Navy vessel apologises after MPA anchorage
A naval commander has said sorry after a Norwegian minesweeper anchored in the Lamlash Bay No Take Zone.
It is the first time in nine years there has been a serious breach in the marine reserve which came during the recent Joint Warrior military exercise.
The culprit was a Norwegian minesweeper which left the Community of Arran Seabed Trust (COAST) chiefs ‘dismayed’ at the lack of respect for the zone. The commanding officer has now apologised.
Following a strongly worded communication, from COAST director Paul Chandler and co-founder Howard Wood, Lieutenant Commander Ole Torstein Sjo apologised for the incident saying that he was not aware of the marine reserve as it was not marked on his navigational charts.
He added: ‘It was by no means deliberate from our side but simply because we lack the particular knowledge with regards to the seabed’s vulnerability in this particular area. If we had known better we would surely have anchored in a different position.
‘With this I would once again apologise on behalf of the ship and crew. I would like to emphasise that we are very environmentally conscious but sadly we lacked the knowledge of this areas vulnerability and if we had the knowledge we would most certainly have chosen a better place to drop our anchor.’
COAST director Paul Chandler accepted the apology and thanked the commanding officer for his reply but expressed dismay that the South Arran
Marine Protected Area and No Take Zone were not on his charts. He said that the Queen’s Harbour Master environmental and sustainability impact statement for the Joint Warrior exercise explicitly stated: ‘No anchoring or disruptive vessel manoeuvres which could disturb the sea bed or adjacent wildlife will take place within 0.5 miles of designated MPA.’
Mr Chandler continued: ‘I understand that this may be a breakdown in communication from our naval authorities to yours but I would expect the boundaries to be present on your chart plotter and navigation systems.
‘Your vessel is the first large vessel to have anchored within our No Take Zone for a period of nine years and we have been monitoring the regeneration of this area year on year with our own work and through various universities.’

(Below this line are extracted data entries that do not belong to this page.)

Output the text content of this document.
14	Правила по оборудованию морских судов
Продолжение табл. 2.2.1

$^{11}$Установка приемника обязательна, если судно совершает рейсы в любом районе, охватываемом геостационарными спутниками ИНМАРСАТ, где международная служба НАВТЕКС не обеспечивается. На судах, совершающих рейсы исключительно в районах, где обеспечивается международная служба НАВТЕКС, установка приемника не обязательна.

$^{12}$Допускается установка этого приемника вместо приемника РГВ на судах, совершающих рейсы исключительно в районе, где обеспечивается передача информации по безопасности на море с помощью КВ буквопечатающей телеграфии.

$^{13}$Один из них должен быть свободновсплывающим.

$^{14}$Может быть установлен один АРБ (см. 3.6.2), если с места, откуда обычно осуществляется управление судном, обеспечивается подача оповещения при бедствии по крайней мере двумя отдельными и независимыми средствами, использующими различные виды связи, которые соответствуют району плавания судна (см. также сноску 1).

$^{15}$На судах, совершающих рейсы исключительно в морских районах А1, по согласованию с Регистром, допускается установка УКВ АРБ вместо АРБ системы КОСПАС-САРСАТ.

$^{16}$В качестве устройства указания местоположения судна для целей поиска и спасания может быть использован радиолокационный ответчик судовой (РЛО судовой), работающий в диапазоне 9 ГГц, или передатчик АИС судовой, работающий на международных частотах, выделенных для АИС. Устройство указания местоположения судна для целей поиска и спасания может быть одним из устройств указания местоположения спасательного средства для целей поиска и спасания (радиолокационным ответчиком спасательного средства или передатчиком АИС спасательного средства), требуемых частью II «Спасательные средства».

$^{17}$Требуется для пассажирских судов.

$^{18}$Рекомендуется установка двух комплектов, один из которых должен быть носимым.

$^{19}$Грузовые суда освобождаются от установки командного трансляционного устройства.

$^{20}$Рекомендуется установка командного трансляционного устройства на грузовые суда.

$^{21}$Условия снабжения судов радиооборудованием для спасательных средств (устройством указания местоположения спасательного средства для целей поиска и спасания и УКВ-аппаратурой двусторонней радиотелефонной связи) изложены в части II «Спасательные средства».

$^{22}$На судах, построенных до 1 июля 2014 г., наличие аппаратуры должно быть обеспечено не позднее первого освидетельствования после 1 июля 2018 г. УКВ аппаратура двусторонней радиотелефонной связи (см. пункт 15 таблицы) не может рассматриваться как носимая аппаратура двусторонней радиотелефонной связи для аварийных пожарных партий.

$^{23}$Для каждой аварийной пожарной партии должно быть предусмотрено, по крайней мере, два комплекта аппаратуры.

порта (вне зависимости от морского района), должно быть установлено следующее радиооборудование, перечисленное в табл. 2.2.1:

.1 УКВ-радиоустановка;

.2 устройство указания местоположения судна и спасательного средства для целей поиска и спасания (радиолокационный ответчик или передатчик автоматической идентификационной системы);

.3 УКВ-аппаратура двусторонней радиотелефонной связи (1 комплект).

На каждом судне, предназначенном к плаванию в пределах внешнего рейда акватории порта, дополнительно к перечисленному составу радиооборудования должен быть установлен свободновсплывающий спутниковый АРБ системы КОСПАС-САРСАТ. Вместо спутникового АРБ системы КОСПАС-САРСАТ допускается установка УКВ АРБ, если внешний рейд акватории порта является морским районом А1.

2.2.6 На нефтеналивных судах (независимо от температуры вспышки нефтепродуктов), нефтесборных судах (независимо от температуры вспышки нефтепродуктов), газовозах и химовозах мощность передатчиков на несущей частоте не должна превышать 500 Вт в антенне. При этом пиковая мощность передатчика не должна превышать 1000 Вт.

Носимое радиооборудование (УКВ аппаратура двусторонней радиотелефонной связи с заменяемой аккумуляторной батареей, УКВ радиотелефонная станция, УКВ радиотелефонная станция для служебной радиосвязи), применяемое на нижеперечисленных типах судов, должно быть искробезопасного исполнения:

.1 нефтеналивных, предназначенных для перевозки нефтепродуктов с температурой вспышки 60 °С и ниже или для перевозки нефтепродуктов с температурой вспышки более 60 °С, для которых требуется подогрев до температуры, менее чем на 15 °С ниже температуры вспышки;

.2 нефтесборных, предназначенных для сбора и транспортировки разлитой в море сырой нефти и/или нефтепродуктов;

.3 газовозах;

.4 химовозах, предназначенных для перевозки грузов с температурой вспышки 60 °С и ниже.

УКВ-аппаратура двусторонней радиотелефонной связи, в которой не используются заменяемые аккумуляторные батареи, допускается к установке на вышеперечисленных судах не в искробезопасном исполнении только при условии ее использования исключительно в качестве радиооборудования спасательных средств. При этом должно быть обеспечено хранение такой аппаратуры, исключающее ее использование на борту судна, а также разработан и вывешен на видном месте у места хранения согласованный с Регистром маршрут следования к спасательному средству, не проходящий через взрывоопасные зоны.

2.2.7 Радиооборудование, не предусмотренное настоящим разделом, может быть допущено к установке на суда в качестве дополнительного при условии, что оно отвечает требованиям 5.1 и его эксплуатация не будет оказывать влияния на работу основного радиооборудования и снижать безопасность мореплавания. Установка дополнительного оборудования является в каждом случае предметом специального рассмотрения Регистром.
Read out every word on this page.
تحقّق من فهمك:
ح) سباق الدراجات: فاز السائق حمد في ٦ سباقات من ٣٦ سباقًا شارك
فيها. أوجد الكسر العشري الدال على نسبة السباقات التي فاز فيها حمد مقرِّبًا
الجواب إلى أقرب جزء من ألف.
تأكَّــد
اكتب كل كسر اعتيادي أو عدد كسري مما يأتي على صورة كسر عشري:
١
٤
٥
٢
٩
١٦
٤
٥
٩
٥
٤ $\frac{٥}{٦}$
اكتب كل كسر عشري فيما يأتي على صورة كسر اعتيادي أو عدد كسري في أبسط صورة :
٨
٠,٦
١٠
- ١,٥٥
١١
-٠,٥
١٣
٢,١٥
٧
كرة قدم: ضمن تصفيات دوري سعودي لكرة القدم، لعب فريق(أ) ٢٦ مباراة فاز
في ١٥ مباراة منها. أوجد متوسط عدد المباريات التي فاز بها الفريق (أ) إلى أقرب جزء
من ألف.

While not illegal to anchor in the zone, maritime tradition has respected the marine designation and large vessels have avoided the area as an anchorage, until this latest incident.
As an aside and with reference to his own Norwegian nature reserves the commanding officer suggested that COAST could seek from the Scottish authorities, a no-anchorage zone for the area which would reduce the likelihood of future incidents.
COAST is investigating the anchoring co-ordinates provided by the vessel in order to asses any possible damage to the seabed floor.
The Norwegian minesweeper pictured in the Clyde last year.